Data Science Capstone: Predictive Text Modeling using R

Hans P.
9-02-2020

Project Summary

The Data Science Capstone was the final course in the Data Science Specialization offered by Johns Hopkins University on Coursera. The purpose of this course was to create a predictive text model using R and deploy it with a Shiny app.

My App:

  • Allows the user to input an incomplete sentence in a text box
  • Predicts the most likely next word in the sentence
  • Returns the most likely next word, as well as a wordcloud of the most likely word and other likely candidates

You can try the app yourself on shinyapps.io

Screen shot of app

some caption

How it works

This app leverages an ngram approach to modeling that is similar to a Katz back-off model.

Steps

  1. Tokenize input string into individual words
  2. Create bi- tri- and four- grams using the last 2, 3, and 4 words in the input string
  3. Try to match each ngram to 2, 3, and 4 ngrams in the corpus. Return the 'next' word in each case
  4. Apply weights to the matched ngrams based on length and commonality
  5. Rank order the predicted words and return to user

Some Limitations of the App

The app runs quickly and returns reasonable results in most cases. However there are some limitations to the app that should be addressed before it would be commercially viable.

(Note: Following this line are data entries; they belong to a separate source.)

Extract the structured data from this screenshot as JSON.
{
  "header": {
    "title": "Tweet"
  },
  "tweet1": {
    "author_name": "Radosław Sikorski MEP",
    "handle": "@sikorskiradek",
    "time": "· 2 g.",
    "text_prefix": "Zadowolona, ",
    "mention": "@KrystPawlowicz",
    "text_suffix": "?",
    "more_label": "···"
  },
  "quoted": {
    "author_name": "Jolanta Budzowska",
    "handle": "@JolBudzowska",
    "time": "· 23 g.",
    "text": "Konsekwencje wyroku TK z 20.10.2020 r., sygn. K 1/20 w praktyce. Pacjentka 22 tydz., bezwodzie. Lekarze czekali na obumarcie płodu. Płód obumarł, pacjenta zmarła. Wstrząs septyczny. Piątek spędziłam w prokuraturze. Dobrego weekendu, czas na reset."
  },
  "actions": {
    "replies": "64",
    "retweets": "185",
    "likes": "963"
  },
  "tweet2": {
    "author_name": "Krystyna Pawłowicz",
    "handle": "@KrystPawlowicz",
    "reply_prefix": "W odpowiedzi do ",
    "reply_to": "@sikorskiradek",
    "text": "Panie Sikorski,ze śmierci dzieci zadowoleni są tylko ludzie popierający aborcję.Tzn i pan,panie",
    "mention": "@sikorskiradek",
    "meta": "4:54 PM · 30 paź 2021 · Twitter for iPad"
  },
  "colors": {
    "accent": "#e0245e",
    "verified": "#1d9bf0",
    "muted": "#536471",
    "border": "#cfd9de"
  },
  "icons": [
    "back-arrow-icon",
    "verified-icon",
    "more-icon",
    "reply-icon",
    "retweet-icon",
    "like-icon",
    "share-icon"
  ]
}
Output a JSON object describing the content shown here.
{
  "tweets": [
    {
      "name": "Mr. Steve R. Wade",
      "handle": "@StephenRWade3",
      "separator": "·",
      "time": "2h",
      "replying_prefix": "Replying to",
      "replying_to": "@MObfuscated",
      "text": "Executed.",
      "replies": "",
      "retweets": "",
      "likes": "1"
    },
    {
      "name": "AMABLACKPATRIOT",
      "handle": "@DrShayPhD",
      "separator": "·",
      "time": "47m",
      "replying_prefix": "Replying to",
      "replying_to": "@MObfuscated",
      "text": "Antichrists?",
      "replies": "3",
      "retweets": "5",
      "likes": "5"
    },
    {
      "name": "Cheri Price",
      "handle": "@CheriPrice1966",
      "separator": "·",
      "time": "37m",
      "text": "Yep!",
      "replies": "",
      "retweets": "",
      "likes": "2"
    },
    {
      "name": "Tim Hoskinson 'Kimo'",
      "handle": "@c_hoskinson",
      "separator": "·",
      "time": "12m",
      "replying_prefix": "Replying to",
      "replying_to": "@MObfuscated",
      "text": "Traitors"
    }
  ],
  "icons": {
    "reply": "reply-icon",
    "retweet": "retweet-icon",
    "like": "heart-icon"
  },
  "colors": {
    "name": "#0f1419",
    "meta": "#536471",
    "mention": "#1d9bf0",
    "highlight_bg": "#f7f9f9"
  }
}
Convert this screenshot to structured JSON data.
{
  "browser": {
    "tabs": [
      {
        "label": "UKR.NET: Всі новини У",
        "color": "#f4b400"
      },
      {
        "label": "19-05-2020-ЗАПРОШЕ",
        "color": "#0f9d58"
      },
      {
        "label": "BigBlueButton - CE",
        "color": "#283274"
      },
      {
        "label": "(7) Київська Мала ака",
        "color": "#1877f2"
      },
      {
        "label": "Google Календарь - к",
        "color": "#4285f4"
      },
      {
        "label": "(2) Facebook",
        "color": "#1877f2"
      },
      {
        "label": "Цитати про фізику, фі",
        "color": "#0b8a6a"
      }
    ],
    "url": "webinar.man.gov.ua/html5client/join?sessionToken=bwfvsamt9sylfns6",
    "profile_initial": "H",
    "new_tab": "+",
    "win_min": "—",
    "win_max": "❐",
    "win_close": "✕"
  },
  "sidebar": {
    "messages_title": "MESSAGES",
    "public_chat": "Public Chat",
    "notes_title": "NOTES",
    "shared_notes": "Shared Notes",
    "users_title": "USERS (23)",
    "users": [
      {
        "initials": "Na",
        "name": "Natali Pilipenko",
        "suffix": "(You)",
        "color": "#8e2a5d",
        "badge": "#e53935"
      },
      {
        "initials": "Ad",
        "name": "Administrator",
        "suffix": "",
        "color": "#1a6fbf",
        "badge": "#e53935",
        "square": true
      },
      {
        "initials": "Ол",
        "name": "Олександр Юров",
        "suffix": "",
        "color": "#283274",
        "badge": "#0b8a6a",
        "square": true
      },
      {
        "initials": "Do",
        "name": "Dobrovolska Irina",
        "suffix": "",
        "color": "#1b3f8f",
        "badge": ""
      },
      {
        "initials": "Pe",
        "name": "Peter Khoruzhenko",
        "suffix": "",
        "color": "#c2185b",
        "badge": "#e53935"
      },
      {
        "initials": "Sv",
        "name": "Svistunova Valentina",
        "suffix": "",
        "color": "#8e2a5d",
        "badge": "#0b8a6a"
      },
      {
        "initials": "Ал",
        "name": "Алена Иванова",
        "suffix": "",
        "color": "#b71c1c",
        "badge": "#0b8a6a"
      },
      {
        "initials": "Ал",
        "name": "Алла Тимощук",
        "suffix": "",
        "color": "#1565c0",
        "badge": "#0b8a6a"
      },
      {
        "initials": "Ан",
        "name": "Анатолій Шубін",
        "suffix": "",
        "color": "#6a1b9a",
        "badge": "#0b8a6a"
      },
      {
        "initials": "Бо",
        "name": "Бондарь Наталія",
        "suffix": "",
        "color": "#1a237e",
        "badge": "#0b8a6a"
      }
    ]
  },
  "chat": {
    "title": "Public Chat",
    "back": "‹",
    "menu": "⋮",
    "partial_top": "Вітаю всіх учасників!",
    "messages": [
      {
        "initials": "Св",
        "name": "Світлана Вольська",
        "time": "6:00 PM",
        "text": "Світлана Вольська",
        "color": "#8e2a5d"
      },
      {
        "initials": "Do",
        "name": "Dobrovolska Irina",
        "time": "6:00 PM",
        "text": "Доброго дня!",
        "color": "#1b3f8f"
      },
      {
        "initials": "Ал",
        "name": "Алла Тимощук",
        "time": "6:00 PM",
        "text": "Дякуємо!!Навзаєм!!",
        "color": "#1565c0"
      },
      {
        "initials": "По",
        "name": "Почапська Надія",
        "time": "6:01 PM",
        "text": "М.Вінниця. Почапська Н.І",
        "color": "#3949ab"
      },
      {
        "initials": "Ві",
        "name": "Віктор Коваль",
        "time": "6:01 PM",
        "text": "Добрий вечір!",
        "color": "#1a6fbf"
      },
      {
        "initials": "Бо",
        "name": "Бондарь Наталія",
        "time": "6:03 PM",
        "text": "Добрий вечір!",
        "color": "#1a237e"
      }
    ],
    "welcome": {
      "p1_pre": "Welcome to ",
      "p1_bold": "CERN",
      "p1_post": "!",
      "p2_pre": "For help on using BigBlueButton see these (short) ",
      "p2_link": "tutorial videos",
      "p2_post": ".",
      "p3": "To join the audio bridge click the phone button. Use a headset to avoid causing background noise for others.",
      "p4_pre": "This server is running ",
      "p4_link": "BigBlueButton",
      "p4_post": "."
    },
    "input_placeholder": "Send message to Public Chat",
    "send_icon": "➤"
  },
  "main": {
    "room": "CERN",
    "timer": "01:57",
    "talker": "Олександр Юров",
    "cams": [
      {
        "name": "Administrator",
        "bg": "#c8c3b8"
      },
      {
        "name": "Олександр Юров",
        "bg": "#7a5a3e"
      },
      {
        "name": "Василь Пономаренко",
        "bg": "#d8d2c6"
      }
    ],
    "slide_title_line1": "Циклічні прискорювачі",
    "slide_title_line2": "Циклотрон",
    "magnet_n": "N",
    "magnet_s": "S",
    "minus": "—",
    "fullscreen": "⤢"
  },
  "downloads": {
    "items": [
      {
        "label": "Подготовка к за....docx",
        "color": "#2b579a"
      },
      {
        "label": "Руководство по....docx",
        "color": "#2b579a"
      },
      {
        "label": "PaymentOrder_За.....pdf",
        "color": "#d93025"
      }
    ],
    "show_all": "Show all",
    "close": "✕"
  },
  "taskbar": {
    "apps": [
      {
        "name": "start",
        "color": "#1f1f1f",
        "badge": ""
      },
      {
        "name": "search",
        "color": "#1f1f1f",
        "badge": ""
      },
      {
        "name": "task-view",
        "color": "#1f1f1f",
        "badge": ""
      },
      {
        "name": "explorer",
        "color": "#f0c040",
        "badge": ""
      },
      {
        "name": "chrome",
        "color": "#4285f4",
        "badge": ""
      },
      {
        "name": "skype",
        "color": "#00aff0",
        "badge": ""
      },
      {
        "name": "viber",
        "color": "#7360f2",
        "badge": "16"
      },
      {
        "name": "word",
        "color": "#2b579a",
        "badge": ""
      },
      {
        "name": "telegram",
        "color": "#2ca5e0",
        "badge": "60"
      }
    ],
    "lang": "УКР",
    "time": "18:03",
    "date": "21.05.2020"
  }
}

  1. The corpus used for modeling was developed from Tweets, news articles, and blogs. It may not work as well for texting or writing emails as the style of language is quite different.

  2. My model is kind of “stupid”. It will return good candidate words that fit the grammar and general context, but will rarely return anything too complex.

  3. My model sometimes makes the error in the discussion section of this wikiepedia article on Katz' back-off models.